The Indian general election returned the Congress Party to government, but with a larger majority. Its Manifesto promised serious action on climate change, which was significant in India, given that there has been significant political controversy on the issue. Soon after the election, the government published an extremely ambitious plan to install 20Gw of solar technology by 2020 – for both electricity generation and water heating. This is only a plan, so needs to be ambitiously and properly implemented, for which India will need financial assistance. Congress is also committed to greater protection of India’s remaining forests, which cover about a quarter of the country.
Talk of forests and finance brings the discussion back to Copenhagen. There was no progress on targets, but a little on the more important issues of finance and forest protection. On finance, countries agreed that, over the next three years, an amount “approaching $30 billion” should be provided by developed countries to developing countries. This will be used both for dealing with the effects of a changing climate (“adaptation”) and reducing greenhouse gas emissions (“mitigation”). There will be a “balanced allocation” between the two. Japan has promised $11 billion for this, the EU $10.6 billion and the US just $3.6 billion. Obama’s failure to provide significant money – which is not controlled by the US Congress – is his greatest failure yet and the greatest disappointment of Copenhagen.
On forests, the US, UK, France, Japan, Australia and Norway committed $3.5 billion for forest preservation over the next three years. The aim is to make the scheme fully operational and much better funded, from 2013.
Optimism about climate prospects took a further blow yesterday when France’s Constitutional Council declared the French government’s proposed carbon tax unconstitutional. It said that there were too many exemptions for polluters, because 93% of industrial emissions, other than fuel use, would be exempt from the tax as they are already covered by the EU’s emissions trading scheme.
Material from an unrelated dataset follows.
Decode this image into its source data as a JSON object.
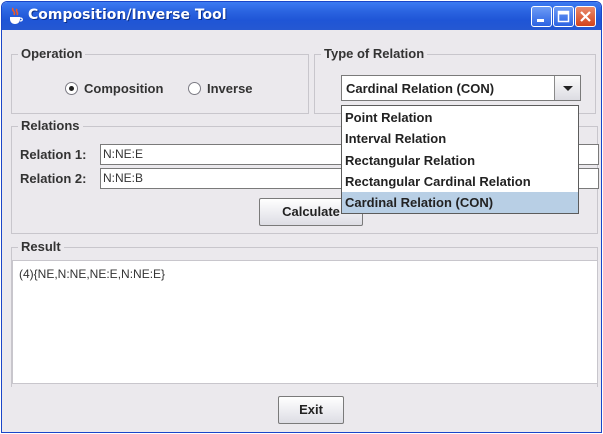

The French government has said that it will revise the proposed tax and bring forward a new proposal in January (see BBC News: France to rethink carbon tax plan).
Priorities for 2010
- Increased forest protection should be the top priority for next year. It must be declared illegal to purchase illegal timber, which it currently isn’t in the EU. And substantially more money must be offered to developing country nations to enable them to leave forests standing without slowing development.
- More money to enable developing countries to develop in a low-carbon way.
- Expand and speed up renewable deployment. For the EU, this must include beginning the construction of North Sea and Mediterranean grids.
- Speed up CCS demonstration and minimise new coal power stations without CCS. (None should be allowed in developed countries, but some are unavoidable in China, India and other developing nations.)
- Engage the Russian government in the climate debate.
The best forum for these discussions is not the UN Framework Convention on Climate Change, which, because it requires unanimity from all 193 members, is more like the League of Nations than the United Nations. A better forum is the G20. (see Editorial 24 December 2009: G20 better forum for climate than UNFCCC).
The other essential priority is to find a means to control nuclear weapons proliferation. Nuclear power cannot safely be used as a bridge technology unless the fuel is internationally controlled by the International Atomic Energy Agency, to prevent countries such as Iran using it to make nuclear weapons. This discussion will have to take place in the UN and, to show that they are serious about non-proliferation, the existing nuclear powers must announce that they are prepared to keep their side of the Non-Proliferation Treaty ‘bargain’ and negotiate away all their nuclear weapons.